Um não-lugar é um espaço que não origina histórias, relações, memórias ou identidades. Não retém rostos, nem nomes. Não guarda rancor, ódio ou amor. É isento de olhares demorados e de trocas de ideias. É um lugar fluido, de drenagem, ainda que incapaz de filtrar as letras necessárias para escrever “vínculo”. O convite para permanecer é inexistente porque é alérgico à partilha, e, ainda que seja um espaço habitado sem sentido, tem sempre seta em direção à saída.

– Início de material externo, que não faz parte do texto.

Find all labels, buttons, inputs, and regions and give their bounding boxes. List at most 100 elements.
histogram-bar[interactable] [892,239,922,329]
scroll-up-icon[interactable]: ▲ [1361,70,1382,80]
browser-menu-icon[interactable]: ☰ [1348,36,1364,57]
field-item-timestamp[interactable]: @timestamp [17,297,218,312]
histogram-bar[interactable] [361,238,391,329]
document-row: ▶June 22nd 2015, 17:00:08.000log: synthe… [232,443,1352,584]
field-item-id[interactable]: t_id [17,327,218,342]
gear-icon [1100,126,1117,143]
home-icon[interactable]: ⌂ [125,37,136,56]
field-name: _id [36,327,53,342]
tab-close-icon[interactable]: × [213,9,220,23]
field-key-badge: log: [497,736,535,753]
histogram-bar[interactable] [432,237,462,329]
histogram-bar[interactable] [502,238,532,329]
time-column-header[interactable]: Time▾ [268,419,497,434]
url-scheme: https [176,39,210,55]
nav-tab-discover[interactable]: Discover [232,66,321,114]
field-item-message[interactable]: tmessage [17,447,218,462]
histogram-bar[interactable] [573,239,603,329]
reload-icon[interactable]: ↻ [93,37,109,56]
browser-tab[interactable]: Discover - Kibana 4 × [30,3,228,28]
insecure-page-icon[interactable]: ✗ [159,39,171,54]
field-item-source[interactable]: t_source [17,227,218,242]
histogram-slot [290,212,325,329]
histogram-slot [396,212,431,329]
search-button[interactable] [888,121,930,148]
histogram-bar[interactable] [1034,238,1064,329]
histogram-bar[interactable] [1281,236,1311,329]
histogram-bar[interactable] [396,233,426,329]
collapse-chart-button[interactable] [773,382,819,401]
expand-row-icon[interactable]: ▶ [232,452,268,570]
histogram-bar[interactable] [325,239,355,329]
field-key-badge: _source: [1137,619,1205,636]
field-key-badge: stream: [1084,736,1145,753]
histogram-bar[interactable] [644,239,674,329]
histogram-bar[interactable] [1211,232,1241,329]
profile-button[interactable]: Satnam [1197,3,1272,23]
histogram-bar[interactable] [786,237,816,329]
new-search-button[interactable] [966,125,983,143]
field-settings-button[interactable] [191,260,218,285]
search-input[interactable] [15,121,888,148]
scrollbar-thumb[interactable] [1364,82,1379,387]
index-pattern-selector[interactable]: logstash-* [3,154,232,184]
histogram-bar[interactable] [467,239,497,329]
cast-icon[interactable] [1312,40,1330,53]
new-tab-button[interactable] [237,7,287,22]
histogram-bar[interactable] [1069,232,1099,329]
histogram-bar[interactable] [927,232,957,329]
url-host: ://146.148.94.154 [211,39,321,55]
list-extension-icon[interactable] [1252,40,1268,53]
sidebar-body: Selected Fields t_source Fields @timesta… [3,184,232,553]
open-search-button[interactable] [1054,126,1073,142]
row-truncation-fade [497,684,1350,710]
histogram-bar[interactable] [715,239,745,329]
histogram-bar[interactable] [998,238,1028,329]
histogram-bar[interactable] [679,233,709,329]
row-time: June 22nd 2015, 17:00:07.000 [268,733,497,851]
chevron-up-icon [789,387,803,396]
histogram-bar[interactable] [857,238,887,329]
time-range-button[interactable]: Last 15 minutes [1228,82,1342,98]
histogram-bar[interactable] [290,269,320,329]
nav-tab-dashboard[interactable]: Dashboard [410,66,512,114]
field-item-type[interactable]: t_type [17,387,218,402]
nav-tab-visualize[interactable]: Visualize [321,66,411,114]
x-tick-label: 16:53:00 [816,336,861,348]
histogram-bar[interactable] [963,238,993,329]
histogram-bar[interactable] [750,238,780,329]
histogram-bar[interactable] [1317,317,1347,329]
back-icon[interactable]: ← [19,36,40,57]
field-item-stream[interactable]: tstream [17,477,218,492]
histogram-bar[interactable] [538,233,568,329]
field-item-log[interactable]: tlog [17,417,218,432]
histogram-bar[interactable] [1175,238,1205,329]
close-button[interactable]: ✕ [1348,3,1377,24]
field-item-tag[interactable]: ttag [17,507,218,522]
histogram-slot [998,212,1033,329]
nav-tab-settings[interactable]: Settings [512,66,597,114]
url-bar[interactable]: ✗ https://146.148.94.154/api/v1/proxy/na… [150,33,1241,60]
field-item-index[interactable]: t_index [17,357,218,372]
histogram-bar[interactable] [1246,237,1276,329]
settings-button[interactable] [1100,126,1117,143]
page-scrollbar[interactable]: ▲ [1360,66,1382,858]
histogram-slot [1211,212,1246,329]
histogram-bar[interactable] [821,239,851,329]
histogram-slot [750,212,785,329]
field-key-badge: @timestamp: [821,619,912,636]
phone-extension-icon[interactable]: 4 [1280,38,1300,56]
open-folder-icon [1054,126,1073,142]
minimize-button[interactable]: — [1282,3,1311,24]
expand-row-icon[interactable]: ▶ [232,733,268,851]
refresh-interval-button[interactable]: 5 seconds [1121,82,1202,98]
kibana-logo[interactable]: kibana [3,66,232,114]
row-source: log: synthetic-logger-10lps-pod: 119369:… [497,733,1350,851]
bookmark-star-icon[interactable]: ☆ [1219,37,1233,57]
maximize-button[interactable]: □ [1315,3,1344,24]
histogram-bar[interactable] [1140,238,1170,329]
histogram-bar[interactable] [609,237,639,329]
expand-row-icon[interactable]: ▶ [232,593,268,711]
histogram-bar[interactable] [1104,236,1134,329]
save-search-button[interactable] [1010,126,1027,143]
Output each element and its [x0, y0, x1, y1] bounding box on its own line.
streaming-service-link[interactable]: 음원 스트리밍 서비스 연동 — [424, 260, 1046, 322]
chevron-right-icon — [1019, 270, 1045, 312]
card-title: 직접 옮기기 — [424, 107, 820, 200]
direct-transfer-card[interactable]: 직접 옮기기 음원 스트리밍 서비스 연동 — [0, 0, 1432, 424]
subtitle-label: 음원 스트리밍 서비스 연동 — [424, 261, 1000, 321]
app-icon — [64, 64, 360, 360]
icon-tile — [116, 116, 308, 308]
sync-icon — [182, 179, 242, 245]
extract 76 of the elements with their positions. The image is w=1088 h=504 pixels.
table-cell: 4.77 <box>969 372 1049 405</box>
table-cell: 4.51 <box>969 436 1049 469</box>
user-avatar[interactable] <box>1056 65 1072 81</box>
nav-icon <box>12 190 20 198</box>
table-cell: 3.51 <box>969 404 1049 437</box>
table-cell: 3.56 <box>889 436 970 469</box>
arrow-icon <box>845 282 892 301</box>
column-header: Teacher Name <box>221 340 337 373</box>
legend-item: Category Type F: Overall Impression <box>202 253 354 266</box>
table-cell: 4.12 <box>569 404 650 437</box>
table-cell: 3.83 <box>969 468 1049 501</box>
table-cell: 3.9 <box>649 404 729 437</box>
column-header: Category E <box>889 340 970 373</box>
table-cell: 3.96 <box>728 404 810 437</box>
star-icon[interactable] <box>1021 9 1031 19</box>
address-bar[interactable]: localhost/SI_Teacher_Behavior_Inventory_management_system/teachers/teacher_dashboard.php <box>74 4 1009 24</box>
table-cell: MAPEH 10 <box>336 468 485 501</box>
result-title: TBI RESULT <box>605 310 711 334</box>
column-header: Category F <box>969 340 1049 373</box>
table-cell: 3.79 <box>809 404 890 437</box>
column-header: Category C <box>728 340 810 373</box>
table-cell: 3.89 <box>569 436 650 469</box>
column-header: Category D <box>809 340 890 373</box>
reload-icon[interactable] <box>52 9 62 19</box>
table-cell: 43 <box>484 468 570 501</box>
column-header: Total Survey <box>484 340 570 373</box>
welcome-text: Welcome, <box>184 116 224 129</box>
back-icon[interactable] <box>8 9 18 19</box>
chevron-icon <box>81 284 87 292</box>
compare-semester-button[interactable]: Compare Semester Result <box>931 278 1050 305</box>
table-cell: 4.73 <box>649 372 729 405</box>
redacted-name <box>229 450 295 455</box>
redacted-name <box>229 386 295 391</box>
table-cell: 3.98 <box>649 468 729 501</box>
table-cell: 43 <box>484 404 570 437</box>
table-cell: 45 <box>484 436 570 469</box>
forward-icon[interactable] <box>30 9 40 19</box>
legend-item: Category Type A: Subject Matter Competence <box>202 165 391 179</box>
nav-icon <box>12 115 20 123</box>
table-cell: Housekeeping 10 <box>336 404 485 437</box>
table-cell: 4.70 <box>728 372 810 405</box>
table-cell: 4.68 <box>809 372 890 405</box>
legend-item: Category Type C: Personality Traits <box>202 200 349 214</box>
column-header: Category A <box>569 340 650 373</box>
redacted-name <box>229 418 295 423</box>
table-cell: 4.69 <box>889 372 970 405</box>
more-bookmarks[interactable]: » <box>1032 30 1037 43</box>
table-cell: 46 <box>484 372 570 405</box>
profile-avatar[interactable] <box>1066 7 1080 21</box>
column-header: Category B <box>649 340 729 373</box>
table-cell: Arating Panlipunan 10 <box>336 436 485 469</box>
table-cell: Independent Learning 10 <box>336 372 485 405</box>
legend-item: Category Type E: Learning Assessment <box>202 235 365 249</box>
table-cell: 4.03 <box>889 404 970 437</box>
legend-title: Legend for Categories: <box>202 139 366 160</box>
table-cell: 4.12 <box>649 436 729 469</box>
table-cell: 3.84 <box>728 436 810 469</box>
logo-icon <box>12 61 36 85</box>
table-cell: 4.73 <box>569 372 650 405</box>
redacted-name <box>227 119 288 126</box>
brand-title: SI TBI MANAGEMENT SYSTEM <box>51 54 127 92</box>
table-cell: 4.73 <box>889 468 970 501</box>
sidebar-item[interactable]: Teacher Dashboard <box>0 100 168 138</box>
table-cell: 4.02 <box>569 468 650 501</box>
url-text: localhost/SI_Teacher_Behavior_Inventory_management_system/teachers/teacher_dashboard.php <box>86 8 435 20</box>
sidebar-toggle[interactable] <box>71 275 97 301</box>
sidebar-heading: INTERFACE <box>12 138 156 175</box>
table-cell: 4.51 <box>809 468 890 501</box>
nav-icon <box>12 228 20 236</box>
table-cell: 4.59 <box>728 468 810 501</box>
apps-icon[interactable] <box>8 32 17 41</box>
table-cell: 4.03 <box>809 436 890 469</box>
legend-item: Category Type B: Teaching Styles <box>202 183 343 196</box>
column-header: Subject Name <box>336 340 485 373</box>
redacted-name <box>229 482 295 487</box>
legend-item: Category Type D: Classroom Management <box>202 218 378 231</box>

A descrição é minha, mas o termo é do antropólogo francês Marc Augé, que nos anos 90 utilizou o termo “não-lugar” para se referir aos espaços que tinham como mera função a transição, consequência das necessidades da sociedade contemporânea que fez nascer os corredores do metro, áreas de serviço, salas de espera, supermercados e todos os espaços com os quais o homem tem uma relação de consumo.
Na verdade, estes não-lugares não deixam de ser lugares: são sítios funcionais, descaracterizados, efémeros e finitos, ainda que meçam tempos sem fim – de espera, de atrasos, de pressa e impaciência. Não passam de um intervalo de tempo entre o momento de chegada e o da partida e são, assim, prova de que a arquitetura pode ser relógio e ditar o ritmo, obrigar a pausas dispensáveis e roubar as necessárias, tiranizando percursos ao pré-definir direções.
O anonimato é regra e a mente é quase obrigada a existir num outro local: quase sempre no telemóvel (hoje em dia, estes não-lugares originam corcundas precoces), mas também no ponto de chegada, nas “to-do lists”, no horário, no calendário, em qualquer momento que não o presente. São os templos modernos da solidão coletiva, essa que existe no seio de uma constante fuga à solidão individual, onde o tempo se molda neutro, apático, inútil (quando é que um espaço passou a ser sinónimo de tempo e não de lugar?).
Talvez, para que o tempo comece a ter vida, seja necessário transformar não-lugares em lugares. Ainda que coletivamente possam continuar a ser vistos como meras transições, o sentido individual pode ser qualquer um, porque tudo depende do que escolhemos fazer nesse espaço – se manter a cabeça baixa fixada no ecrã, ou se olhar em frente e demorarmo-nos em novos olhos.
Pode ser que, à luz da distância certa, os novos olhos até sejam os antigos e isso ajude a encontrar poiso num corpo já conhecido e a recuperar um colo então perdido. Ou não. Cabe a cada um a decisão de metamorfosear um não-lugar, ao transformá-lo em pessoa, ou então deixá-lo – a ele, lugar, ou a ela, pessoa – ser transitório. É tudo uma questão de tempo. E de espaço.